また、雪の日や災害があった時などは、まず急行とはいかず雪の降る寒い中で2~3時間は待たされる。また暗い山の中半日待たされたとの話もある。

信じられないかもしれないが、電話が何回かけてもつながらず、やっとつながったロードサービス受付センターでは、「レッカー出動には時間がかかりいつになるかわからない」、「他のレッカー業者へ依頼してほしい」と言ったお粗末なありさまが現状だ。

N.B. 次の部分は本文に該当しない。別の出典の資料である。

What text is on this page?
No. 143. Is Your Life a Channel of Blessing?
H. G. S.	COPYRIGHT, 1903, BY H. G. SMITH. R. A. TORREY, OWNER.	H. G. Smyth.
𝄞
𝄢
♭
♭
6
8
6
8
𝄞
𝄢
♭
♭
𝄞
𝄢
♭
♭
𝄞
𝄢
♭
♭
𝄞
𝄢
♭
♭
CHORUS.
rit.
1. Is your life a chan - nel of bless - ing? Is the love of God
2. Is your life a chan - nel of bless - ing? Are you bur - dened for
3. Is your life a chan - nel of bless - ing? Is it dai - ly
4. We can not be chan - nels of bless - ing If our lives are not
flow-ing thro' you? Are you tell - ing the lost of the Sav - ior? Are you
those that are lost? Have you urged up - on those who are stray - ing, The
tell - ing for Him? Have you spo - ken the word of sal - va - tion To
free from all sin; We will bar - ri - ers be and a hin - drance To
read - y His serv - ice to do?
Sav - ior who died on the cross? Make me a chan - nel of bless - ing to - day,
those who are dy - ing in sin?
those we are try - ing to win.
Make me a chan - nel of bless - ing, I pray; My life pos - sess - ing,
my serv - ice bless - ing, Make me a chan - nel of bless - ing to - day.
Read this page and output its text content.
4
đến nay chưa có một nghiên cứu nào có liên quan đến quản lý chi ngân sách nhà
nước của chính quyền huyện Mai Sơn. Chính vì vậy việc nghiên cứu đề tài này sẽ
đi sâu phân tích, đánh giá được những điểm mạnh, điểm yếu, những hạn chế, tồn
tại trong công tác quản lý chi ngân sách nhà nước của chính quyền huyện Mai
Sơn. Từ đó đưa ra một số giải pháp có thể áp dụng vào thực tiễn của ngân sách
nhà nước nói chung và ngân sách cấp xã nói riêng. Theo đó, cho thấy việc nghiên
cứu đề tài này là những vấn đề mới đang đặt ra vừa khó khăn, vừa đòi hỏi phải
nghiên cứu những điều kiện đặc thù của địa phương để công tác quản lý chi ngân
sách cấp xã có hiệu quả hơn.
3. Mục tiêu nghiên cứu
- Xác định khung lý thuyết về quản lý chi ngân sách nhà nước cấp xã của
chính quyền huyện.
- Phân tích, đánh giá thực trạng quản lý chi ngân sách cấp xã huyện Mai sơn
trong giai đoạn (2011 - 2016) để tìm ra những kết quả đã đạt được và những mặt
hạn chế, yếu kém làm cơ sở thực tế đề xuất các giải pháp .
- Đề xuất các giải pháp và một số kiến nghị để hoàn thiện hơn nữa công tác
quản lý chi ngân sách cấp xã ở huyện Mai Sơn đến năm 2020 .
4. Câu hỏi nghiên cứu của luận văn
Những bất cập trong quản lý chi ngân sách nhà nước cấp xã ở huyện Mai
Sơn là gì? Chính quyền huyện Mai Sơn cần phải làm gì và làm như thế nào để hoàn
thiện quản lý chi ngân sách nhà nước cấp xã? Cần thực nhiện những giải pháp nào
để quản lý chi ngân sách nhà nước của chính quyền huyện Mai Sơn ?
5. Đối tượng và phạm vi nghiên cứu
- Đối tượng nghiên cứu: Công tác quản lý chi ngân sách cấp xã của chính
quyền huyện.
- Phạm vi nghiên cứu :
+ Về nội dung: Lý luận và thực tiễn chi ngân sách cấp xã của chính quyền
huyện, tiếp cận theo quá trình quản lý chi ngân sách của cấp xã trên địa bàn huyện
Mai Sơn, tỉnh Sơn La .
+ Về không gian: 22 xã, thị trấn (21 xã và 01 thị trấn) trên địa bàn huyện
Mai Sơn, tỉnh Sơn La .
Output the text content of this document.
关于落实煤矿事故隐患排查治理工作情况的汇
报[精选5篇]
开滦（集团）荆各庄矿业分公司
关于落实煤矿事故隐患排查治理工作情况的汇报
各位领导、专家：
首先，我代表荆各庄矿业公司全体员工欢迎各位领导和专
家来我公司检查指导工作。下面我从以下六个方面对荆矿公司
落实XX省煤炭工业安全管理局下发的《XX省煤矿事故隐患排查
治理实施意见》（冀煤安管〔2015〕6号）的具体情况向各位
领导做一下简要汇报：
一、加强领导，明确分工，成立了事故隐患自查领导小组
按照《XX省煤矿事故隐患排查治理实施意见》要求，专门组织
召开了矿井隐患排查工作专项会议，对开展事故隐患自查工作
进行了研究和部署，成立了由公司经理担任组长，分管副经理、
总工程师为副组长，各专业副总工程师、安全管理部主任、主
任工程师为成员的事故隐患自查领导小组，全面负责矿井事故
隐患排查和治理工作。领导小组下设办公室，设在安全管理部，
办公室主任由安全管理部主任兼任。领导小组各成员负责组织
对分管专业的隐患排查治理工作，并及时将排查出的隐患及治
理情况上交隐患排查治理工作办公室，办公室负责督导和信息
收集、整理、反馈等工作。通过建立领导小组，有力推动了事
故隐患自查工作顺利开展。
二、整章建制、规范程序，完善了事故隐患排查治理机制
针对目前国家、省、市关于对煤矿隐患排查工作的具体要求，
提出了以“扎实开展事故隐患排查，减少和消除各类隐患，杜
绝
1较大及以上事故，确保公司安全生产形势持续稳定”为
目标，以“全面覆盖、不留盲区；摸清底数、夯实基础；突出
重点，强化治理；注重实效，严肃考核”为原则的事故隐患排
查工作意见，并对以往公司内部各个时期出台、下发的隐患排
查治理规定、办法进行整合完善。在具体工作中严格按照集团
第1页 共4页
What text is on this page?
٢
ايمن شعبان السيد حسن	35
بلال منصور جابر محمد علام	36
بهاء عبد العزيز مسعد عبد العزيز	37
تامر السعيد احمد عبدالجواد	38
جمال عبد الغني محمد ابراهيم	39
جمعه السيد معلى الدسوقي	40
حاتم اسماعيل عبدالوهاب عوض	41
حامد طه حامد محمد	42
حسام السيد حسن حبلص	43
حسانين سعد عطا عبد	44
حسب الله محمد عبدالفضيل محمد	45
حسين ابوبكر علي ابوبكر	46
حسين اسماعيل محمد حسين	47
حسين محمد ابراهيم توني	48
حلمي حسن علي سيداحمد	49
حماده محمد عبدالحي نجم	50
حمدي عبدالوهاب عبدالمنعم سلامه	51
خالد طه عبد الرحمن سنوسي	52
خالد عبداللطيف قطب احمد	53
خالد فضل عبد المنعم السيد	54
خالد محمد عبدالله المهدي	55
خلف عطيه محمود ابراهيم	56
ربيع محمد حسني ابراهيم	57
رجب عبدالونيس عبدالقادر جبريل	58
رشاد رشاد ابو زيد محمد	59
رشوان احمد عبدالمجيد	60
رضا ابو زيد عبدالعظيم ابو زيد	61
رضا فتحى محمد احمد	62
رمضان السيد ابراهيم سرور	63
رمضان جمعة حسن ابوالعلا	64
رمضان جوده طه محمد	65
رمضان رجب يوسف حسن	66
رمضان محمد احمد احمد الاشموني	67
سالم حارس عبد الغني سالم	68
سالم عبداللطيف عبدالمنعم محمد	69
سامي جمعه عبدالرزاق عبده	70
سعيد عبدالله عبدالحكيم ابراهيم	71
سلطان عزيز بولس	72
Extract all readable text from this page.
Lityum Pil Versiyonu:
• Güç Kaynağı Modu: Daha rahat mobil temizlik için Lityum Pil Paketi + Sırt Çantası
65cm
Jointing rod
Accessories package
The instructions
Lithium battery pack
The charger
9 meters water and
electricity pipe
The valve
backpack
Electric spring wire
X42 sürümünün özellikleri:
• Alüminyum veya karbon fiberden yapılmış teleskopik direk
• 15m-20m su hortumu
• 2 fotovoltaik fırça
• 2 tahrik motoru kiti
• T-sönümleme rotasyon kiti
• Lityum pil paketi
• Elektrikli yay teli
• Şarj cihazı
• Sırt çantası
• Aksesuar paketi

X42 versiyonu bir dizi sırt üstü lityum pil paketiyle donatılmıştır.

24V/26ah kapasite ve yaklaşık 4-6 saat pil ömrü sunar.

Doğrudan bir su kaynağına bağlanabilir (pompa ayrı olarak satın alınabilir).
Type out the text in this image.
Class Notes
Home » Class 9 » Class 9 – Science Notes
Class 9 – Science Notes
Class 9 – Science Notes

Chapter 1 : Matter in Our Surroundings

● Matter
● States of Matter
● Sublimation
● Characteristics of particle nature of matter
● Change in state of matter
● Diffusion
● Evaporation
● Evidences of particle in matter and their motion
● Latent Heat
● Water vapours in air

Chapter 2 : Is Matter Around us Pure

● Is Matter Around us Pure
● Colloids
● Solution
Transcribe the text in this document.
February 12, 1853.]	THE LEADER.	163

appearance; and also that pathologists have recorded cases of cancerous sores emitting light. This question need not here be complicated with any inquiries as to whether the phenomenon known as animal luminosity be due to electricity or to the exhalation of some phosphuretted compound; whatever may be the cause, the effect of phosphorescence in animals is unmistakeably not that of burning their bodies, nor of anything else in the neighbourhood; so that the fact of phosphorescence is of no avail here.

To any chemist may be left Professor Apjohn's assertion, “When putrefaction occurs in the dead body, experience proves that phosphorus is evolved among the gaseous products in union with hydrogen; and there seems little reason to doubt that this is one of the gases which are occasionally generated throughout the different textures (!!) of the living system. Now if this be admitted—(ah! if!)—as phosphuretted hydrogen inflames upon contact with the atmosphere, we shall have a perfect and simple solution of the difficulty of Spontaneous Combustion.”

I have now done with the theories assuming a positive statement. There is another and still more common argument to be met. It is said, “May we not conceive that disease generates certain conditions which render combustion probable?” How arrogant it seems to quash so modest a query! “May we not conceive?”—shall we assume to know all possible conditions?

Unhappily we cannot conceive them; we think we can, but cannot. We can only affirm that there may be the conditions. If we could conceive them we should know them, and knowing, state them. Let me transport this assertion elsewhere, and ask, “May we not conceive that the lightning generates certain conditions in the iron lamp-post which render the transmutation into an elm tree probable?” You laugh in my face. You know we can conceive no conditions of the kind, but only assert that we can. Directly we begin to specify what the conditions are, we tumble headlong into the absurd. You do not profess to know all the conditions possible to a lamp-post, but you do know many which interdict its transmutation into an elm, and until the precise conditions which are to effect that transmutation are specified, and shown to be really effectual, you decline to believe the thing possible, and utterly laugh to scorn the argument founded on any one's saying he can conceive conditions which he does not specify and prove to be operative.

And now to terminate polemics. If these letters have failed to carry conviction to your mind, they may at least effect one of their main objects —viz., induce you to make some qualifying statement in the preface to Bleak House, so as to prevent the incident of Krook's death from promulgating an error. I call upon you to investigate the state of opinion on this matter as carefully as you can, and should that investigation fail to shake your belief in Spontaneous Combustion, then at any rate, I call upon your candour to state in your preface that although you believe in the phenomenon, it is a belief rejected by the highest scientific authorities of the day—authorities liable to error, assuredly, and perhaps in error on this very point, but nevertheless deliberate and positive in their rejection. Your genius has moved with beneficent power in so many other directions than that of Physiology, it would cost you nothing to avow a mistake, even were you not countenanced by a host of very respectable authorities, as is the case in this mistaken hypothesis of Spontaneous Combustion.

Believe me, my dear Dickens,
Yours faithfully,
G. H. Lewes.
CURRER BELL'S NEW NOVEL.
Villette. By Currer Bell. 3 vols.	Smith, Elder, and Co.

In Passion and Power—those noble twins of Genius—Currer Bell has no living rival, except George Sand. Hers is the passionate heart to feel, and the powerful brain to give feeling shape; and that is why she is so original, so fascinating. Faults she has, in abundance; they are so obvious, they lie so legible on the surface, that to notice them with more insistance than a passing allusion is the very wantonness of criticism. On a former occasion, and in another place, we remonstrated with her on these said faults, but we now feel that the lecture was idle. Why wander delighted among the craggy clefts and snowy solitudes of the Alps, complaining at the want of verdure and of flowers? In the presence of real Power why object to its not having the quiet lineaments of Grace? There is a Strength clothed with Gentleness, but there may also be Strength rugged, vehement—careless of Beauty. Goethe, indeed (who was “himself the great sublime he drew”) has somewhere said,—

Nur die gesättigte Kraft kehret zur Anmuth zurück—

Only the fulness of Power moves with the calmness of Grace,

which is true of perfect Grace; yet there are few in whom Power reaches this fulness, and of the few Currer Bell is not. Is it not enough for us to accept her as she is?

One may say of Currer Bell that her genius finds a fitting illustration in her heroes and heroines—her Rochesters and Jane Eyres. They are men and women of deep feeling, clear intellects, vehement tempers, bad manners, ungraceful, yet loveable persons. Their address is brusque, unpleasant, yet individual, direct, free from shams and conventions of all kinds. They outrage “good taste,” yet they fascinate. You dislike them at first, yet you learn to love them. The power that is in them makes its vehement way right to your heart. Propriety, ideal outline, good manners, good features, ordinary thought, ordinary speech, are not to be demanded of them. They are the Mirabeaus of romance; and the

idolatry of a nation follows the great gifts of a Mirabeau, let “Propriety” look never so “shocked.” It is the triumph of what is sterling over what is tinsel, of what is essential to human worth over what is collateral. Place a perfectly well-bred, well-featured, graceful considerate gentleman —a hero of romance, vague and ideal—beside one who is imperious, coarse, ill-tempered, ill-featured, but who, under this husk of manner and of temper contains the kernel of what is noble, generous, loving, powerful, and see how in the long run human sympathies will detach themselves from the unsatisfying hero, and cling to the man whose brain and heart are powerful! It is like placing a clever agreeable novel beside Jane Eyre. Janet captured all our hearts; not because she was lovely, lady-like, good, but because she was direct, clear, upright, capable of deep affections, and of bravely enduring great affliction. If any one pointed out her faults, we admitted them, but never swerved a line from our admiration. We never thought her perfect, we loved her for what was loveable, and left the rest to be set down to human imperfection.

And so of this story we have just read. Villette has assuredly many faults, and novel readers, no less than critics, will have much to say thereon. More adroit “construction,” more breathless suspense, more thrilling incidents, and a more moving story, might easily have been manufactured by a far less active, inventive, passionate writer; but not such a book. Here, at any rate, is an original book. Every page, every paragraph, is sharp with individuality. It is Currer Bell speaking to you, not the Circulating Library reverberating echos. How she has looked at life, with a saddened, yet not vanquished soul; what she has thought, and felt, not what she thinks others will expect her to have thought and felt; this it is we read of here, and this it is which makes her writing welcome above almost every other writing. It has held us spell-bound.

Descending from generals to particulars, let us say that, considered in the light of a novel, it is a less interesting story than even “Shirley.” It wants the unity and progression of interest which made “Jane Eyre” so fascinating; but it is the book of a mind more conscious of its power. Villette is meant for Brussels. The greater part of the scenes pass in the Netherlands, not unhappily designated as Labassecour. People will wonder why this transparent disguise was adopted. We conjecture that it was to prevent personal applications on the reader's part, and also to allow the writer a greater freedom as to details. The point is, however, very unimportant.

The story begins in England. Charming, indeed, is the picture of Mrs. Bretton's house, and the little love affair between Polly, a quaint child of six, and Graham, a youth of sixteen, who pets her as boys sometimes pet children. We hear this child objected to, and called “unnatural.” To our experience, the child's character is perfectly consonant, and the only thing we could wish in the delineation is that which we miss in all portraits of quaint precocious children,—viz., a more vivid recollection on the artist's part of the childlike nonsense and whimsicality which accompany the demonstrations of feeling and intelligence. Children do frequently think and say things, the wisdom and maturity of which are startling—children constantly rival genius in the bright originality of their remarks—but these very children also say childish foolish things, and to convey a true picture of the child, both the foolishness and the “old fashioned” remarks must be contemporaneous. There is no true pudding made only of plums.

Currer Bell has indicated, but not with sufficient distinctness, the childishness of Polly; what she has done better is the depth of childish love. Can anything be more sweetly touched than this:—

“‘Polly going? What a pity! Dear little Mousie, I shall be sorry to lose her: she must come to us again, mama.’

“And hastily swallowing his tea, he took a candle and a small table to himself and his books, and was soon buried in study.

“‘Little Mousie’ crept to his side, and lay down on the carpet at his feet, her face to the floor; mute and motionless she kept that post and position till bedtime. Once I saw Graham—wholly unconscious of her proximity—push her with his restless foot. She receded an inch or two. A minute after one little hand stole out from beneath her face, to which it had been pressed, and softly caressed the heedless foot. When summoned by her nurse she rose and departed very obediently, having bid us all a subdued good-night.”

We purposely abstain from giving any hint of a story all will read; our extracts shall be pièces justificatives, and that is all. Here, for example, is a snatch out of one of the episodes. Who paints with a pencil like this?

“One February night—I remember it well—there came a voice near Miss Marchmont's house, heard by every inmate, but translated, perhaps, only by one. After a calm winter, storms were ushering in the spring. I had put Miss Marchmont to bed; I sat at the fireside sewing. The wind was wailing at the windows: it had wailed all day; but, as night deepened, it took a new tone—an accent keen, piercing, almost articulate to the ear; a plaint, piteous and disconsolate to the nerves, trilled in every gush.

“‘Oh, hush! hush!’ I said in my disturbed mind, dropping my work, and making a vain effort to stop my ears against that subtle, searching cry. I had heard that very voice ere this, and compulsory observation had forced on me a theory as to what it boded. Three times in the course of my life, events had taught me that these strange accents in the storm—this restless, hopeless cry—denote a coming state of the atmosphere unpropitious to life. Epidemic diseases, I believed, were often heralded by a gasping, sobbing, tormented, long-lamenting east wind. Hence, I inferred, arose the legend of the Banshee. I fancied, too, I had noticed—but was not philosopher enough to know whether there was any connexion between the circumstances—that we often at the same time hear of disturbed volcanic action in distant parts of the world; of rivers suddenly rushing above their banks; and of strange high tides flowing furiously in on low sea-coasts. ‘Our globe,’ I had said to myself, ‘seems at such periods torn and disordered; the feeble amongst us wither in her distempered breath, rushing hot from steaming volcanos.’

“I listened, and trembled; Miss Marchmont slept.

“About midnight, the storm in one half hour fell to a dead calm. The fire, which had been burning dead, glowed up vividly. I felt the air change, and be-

ロードサービスが必要となる時としては、一般道でのトラブルは良いが、山間部や雪の日や高速道路上などでは、すべて無料となるケースは無い。

注意書きとして細かい字で書いてある内容は、

部品やバッテリー、タイヤなどの消耗品は別途実費がかかる。有料道路でのトラブルや特殊作業(脱輪も特殊作業)等書いてあるが、実際にはどんなサービスが受けられるのかはっきりしない。

(要は、運ぶだけなら無料と言う事)

 

はやりの警備会社の現場急行サービスも、代理店が現場へ行けば済む話である。

 

 

 
 

 

 

  自動車保険広告の問題点と要望

 

損保会社は立派な倫理網領を持ちながら、実際に運用しているとは思えない広告内容になっている。規制緩和が叫ばれ、消費者の自己責任を問うならば、まず事業者が初めに正しい情報を消費者に提供することが必要である。それがない限り消費者に自己責任を求めることは許されない。

またその意味では、事業者がこのような表示上不公平なスタンスを取る限り消費者苦情は無くならないであろう。

 

当初の優しいお父さんは、相手車3台(内2台は全損)の多額な賠償金を支払い、ケガについても相手側は弁護士特約にて訴訟とし、多額の慰謝料等自賠責ではまったく賄う事が出来なかった。支払額は百万の単位を超えていた。

 

自動車保険の広告は消費者が最初に触れる重要な情報である。

出発時に誤った契約をすると、後日大きな選択ミスを誘発ことになる。

業界をあげて早急に改善をしてもらいたい。